America aims to ease its visa policies

By | Category: Travel news

Earlier this year, Chile was admitted into the US Visa Waiver Program (VWP) which permits visa free travel to the US for eligible travellers visiting for 90 days or less.

And if the US Travel Association and its travel industry allies have their way, that’s just the beginning of a fresh round of inductees.

The US Travel Association has banded together with other industry leaders to support the Jobs Originated through Launching Travel (JOLT) Act that would modernise and expand the Visa Waiver Program by updating eligibility requirements to allow travellers from several additional countries – including Poland, Israel and Brazil – to obtain visa-free entry.

And for good reason as the case of South Korea makes only to clear.
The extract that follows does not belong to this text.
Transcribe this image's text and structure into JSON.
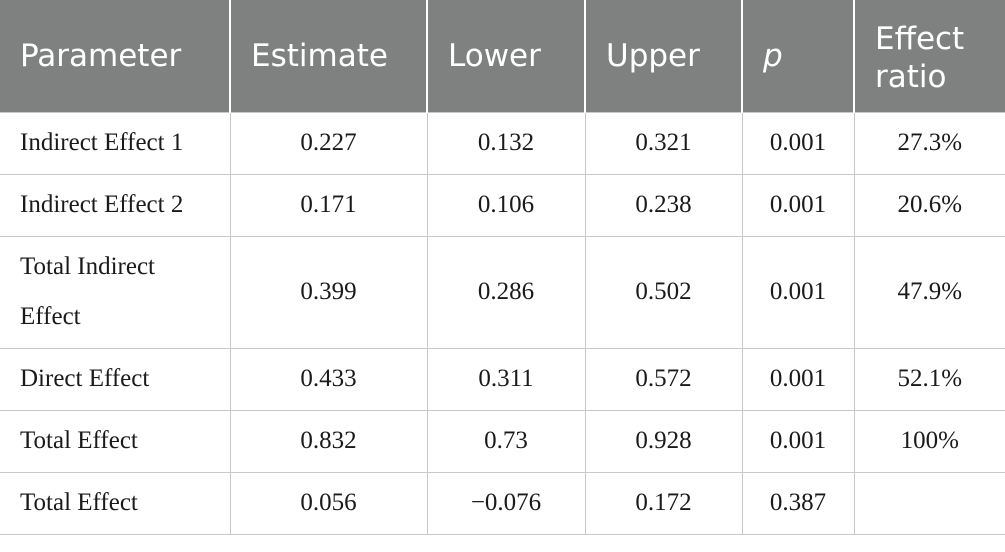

The South Asian nation was admitted to the VWP in 2008. As a result visits to the US from South Korea increased by nearly two thirds by 2012 while spending in the US by South Korean travellers rose 52 per cent from US$2.7 to US$4.2 billion.

It’s no surprise then that long term, travel industry insiders are strongly in favour of expanding the VWP. Short term, for travellers from nations where visa requirements remain in place, the goal is to make the application and approval process more efficient.

The situation is improving stresses  Patricia Rojas-Ungar, vice president of government  relations at the US Travel Association: “For the last couple of years, we’ve worked with the Obama administration to [help them to] understand the value of people getting processed in a timely manner. We have to give credit to the US State Department. There’s been significant progress there.”

Case in point? In emerging markets like Brazil, India and China, where travellers previously waited for as long as 100 days or more to get a visa, they can sometimes now pick them up in less than a week.

The JOLT Act also aims to improve the existing visa process through a variety of measures – including reduced visa wait times,  expansion of the Global Entry program and the introduction of secure videoconferencing for visa interviews.

As the case of South Korea makes clear, America would be mad not to roll out the welcome mat to international travellers.